I guess all I need to do is go to your site and order the lights, switches, and a battery.

Is there anything else I can order from your site for this?

The only other thing that I can think of right now would be a 12 Volt automatic battery charger unless you already have one. It would also be good to have a fuse holder and fuse in the 12 volt electrical system to protect against short circuits.

Yes, I need a battery charger.  I have the type with alligator clamps, but I would want to be able to plug into a port.  My 36 volt charger has the three pin port and I would want the 12 volt to be different, so there would be no mistakes.  


I'm just guessing at which battery to get, so my guess is BAT-12v10A.  What do you think?

My 36 volt charger has a 3 pin XLR connector and I want to get something different for the 12 volt charger.
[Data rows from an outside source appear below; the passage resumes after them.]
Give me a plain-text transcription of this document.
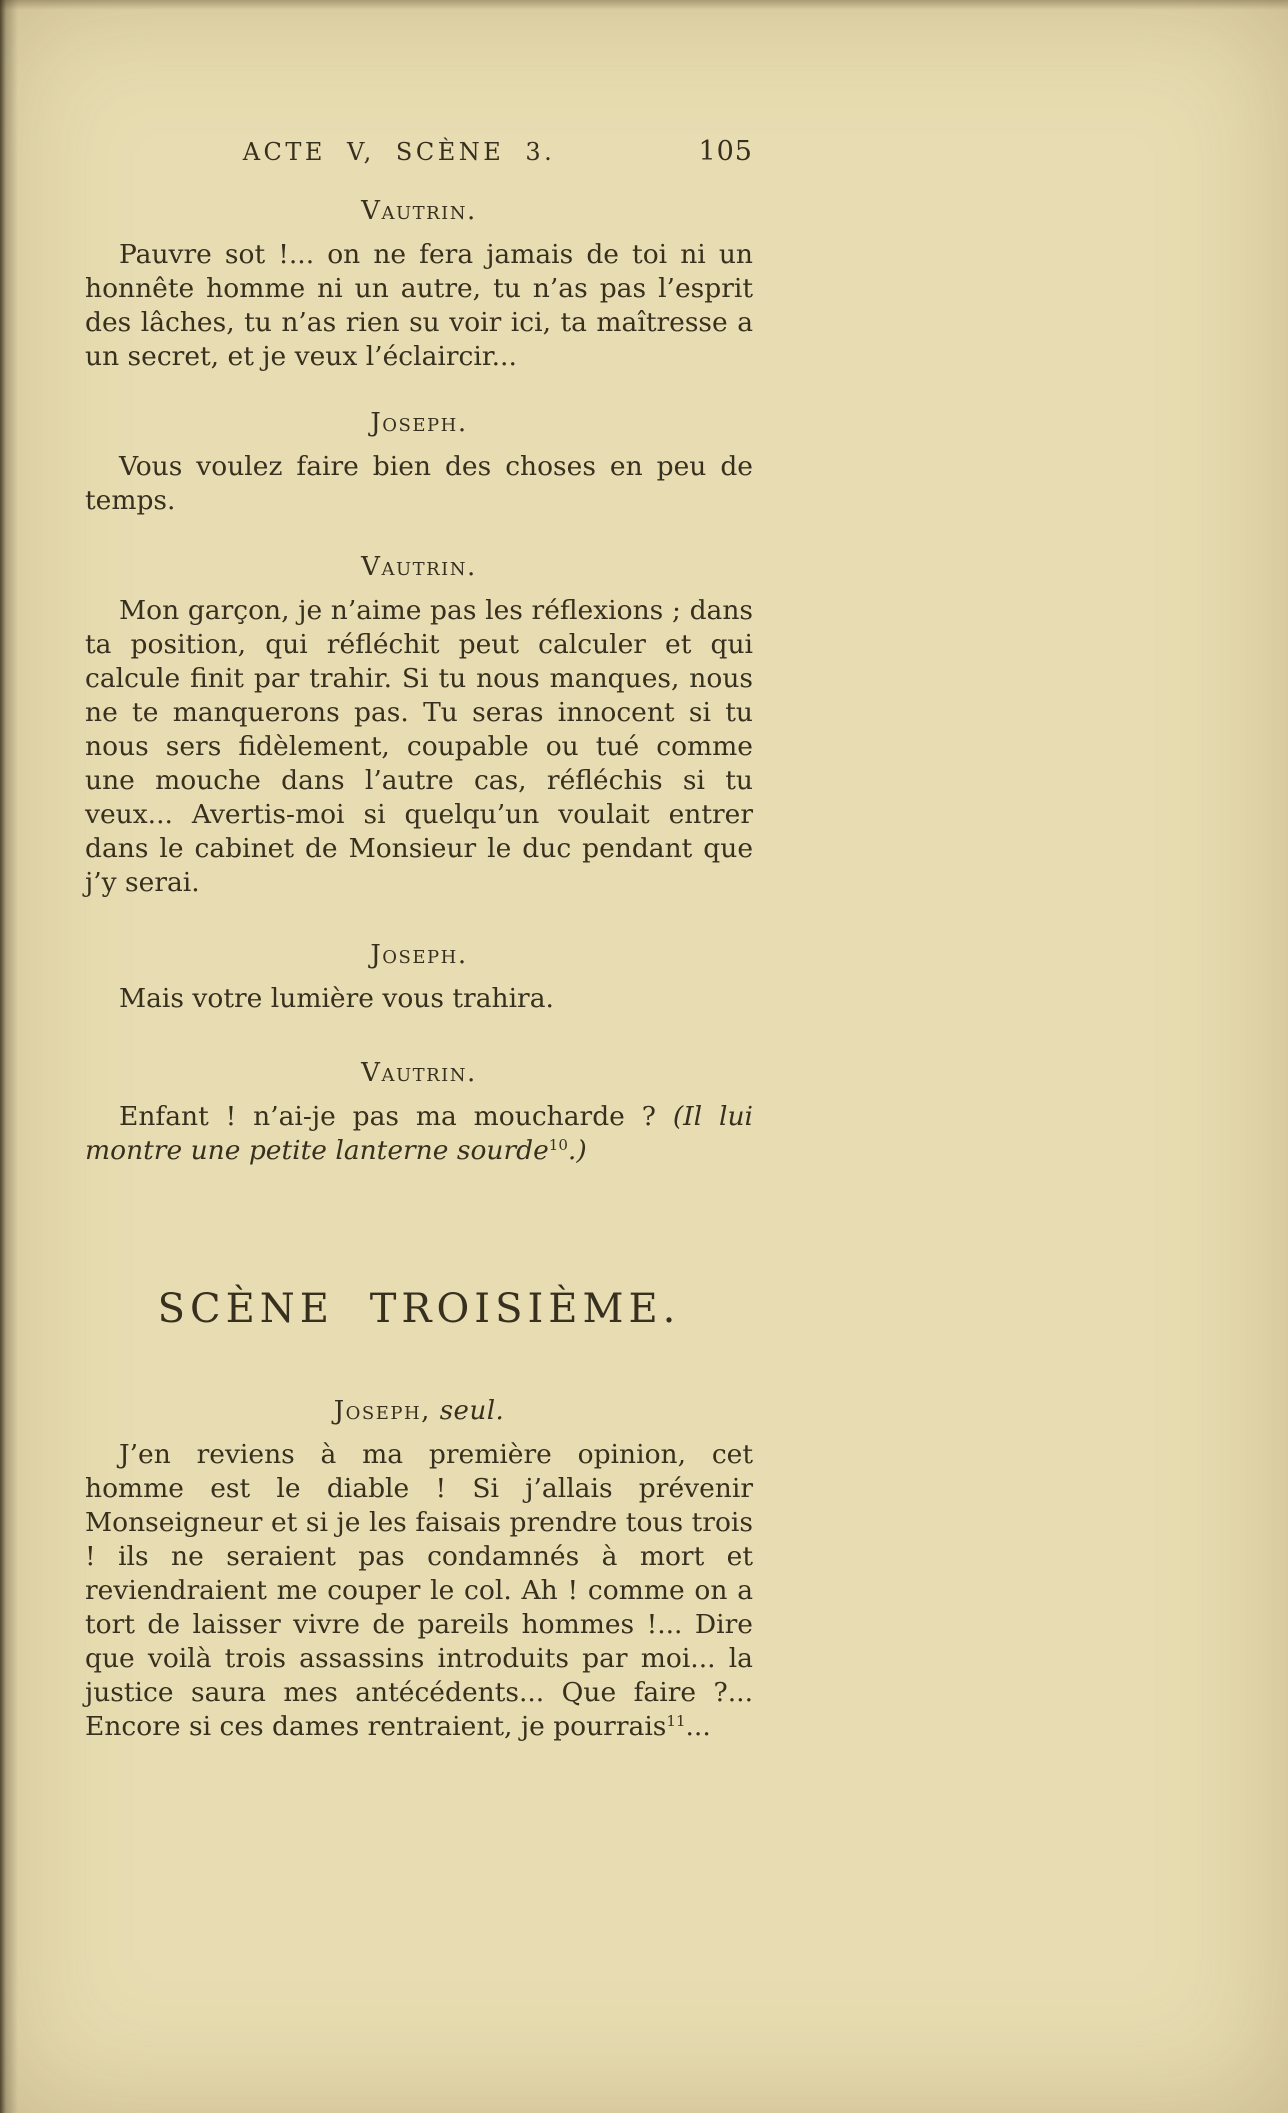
ACTE V, SCÈNE 3.	105
Vautrin.

Pauvre sot !... on ne fera jamais de toi ni un honnête homme ni un autre, tu n’as pas l’esprit des lâches, tu n’as rien su voir ici, ta maîtresse a un secret, et je veux l’éclaircir...

Joseph.

Vous voulez faire bien des choses en peu de temps.

Vautrin.

Mon garçon, je n’aime pas les réflexions ; dans ta position, qui réfléchit peut calculer et qui calcule finit par trahir. Si tu nous manques, nous ne te manquerons pas. Tu seras innocent si tu nous sers fidèlement, coupable ou tué comme une mouche dans l’autre cas, réfléchis si tu veux... Avertis-moi si quelqu’un voulait entrer dans le cabinet de Monsieur le duc pendant que j’y serai.

Joseph.

Mais votre lumière vous trahira.

Vautrin.

Enfant ! n’ai-je pas ma moucharde ? (Il lui montre une petite lanterne sourde$^{10}$.)

SCÈNE TROISIÈME.
Joseph, seul.

J’en reviens à ma première opinion, cet homme est le diable ! Si j’allais prévenir Monseigneur et si je les faisais prendre tous trois ! ils ne seraient pas condamnés à mort et reviendraient me couper le col. Ah ! comme on a tort de laisser vivre de pareils hommes !... Dire que voilà trois assassins introduits par moi... la justice saura mes antécédents... Que faire ?... Encore si ces dames rentraient, je pourrais$^{11}$...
When do I choose 2 or 3 port and what is meant by 'inline'?   Assuming I want or need the 3 port, would CHR-12v1A3P be a good choice?

I reviewed your comments on the electronics that will be connected to the 12 Volt battery and noticed there will be two 10 Watt headlights (20 Watts), one Aoooga horn (~100 Watts), a little siren (~50 Watts?), and some LED light strips (10 Watts?). So the most amount of power that could be drawn from the battery at one time should be around 180 Watts. The minimum recommended battery size for a 12 Volt 180 Watt (15 Amp) load is 8Ah, so a 10 Ah battery would be a good choice.
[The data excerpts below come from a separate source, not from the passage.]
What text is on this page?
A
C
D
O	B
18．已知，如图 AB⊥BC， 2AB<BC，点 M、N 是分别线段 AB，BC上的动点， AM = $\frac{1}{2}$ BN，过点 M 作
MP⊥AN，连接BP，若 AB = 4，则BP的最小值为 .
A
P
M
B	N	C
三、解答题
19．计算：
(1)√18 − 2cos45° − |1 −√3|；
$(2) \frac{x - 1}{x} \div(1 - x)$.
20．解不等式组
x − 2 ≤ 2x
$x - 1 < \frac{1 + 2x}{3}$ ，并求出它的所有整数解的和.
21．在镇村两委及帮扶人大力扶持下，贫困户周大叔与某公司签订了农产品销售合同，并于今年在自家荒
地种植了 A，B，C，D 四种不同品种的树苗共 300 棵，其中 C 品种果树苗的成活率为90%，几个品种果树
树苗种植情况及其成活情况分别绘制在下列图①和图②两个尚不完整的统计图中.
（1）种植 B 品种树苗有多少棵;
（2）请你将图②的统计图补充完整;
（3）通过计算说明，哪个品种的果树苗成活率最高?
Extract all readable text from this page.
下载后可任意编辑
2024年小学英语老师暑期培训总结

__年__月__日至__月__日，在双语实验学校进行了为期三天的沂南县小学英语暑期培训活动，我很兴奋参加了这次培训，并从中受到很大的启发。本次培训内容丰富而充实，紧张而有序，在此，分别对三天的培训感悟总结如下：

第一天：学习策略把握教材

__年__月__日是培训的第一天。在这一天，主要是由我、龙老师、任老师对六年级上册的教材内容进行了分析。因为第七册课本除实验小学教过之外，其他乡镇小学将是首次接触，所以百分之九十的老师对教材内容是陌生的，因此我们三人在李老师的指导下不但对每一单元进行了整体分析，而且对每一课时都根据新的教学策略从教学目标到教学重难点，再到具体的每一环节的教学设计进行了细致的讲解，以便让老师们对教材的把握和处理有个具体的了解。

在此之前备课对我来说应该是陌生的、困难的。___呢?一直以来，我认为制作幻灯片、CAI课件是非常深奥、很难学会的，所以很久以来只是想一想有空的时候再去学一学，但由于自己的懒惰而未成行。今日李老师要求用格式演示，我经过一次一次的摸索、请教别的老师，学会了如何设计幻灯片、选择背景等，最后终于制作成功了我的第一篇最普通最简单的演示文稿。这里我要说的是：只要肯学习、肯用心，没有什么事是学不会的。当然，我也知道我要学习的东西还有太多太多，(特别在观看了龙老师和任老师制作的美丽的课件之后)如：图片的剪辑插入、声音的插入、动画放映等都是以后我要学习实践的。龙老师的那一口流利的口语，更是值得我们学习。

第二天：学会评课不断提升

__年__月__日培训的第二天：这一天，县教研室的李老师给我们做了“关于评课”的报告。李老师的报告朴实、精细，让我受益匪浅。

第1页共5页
I imagine that the horn and siren will only be used intermittently so the average load on the battery will be much less than 180 Watts. If the average load was let's say 90 Watts then the 10Ah battery would last for around 30 to 40 minutes before it needed to be recharged.

Great idea to use a different charger port for the 12 Volt battery so that a charging Voltage mistake could not be made.

A CHR-12V1A3P 12 Volt 1 Amp charger is a good size for a 12 Volt 10Ah battery, and if a 10Ah battery is deeply discharged a 1 Amp charger will recharge it in 12 hours.

Either a 2-port or 3-port inline plug would work. On the 3-port plugs only two of the ports are used and the third port is not used. I recommend getting a charger with 3-port inline plug though because they are more common so they cost a little less. The 3-port plugs are also a little stronger than the 2-port plugs because they have an extra pin.

"Inline" is a term that we use for a certain type of charger plug and port. This is a term that we started using 15 years ago because we heard them called that and as far as I know it is used exclusively by us. It winds up that "inline" refers to any plug that attaches to the end of a wire or cable (in line) and does not refer specifically to the plugs that we call "inline". However by the time we realized this it was too late and we had already established calling them inline plugs so there was no turning back.

I'm ready to buy the battery, charger, charger port and 6 switches with the attached wires, fuse holder and fuse and the  headlights.

Is this something you put together as a kit or should I just pick out the parts in your online store?


I don't really understand how I would use the Wago connectors.  I need to take a positive wire and a negative from the battery and then connect them to around six different things.  The battery has push on connectors, so only one wire is attaching directly to the battery.  It seems like I need something like this to divvy up the juice.  What do you think?